Permeability of Apricot Leaf Cuticle

Although cutinized tissue in some form is the first barrier to the entry of chemicals into plants, direct measurements of the permeability properties of cuticular membranes are limited and qualitative (1, 5). From direct measurements on isolated cuticle Skoss (9) has reported that English ivy leaf cuticle is relatively impermeable to water, and that lemon leaf cuticle is impermeable to the sodium salt of 2,4-dichlorophenoxyacetic acid, to the ammonium salt of dinitro-o-sec-butylphenol, and to silver and chloride ions.

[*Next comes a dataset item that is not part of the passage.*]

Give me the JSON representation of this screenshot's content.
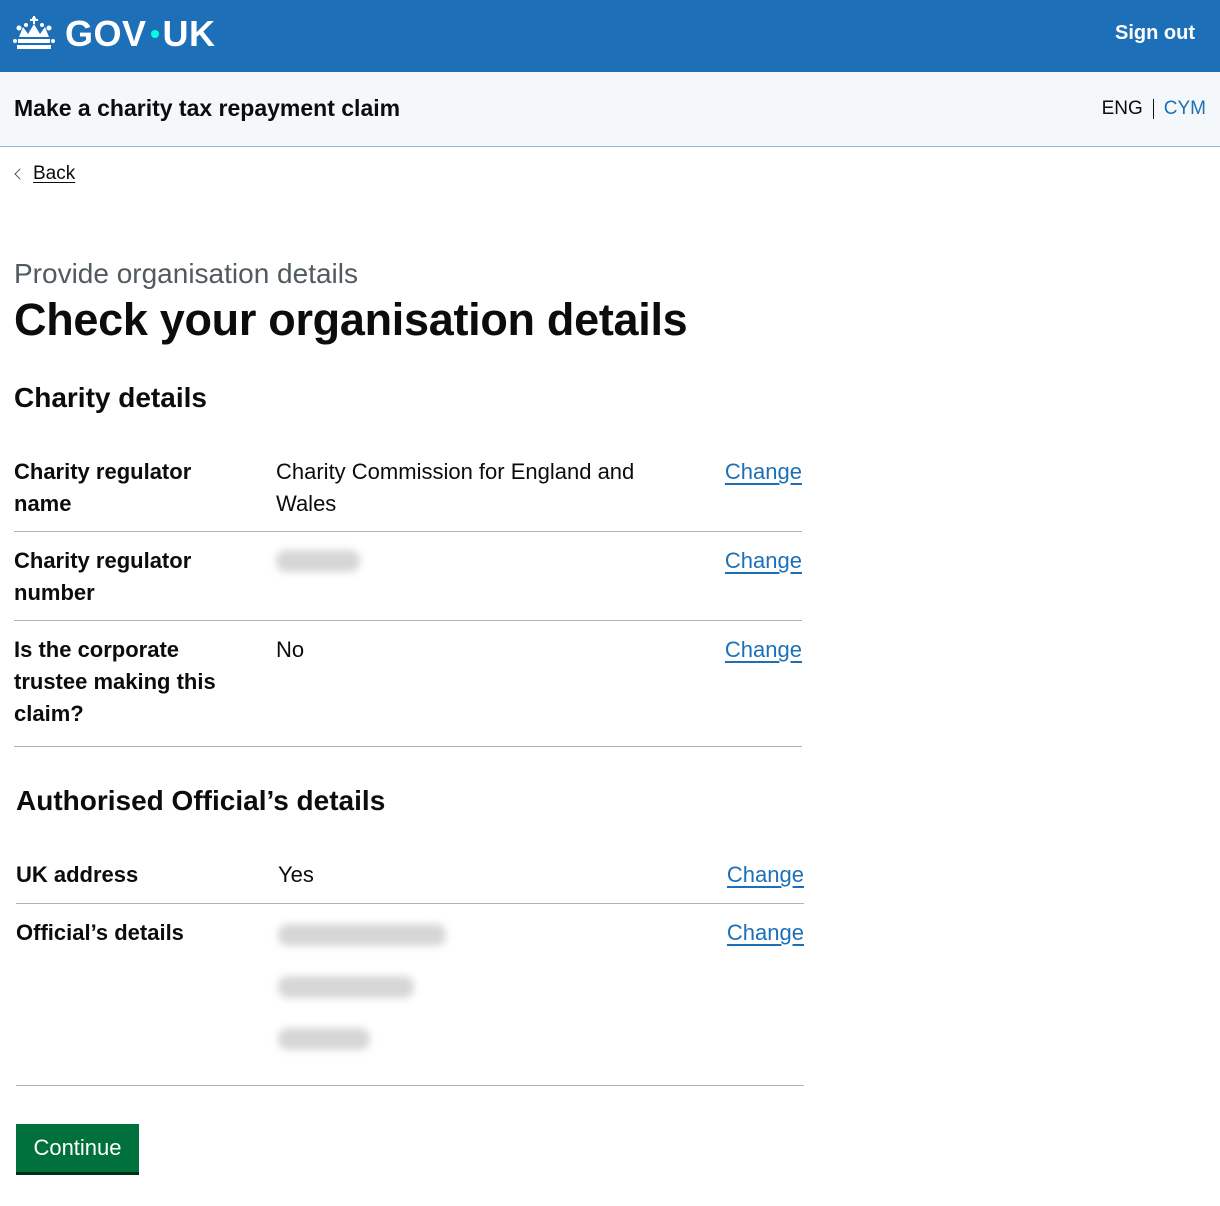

Similarly Orgell (7) has reported little, if any, penetration of isolated apricot leaf cuticle by "polar solutes in aqueous solution, e.g. acids, bases, salts, dyes, and miscellaneous other compounds." Adding to these his own observation that oils do not penetrate the upper cuticle of apricot leaves (11), van Overbeek (12) concluded that penetration of leaf cuticle by chemicals is unlikely. Mitchell, Smale, and Metcalf (5), however, accepting that cuticle in some form covers the entire aboveground surface of the plant, concluded that hydrated cuticle is permeable to a degree to water and to dissolved compounds associated with this water, and is highly permeable to nonpolar compounds. The objectives of this work were to quantitatively measure penetration through stomata-free isolated leaf cuticle and attempt to assess the importance of this entry pathway in intact plants; to measure the effect of substituent variation on penetration by the model compound a-chloroacetamide (ClCH,CONH2); and to seek a correlation between penetration and chloroform-water partitioning that might allow a prediction of leaf penetration rates of other compounds.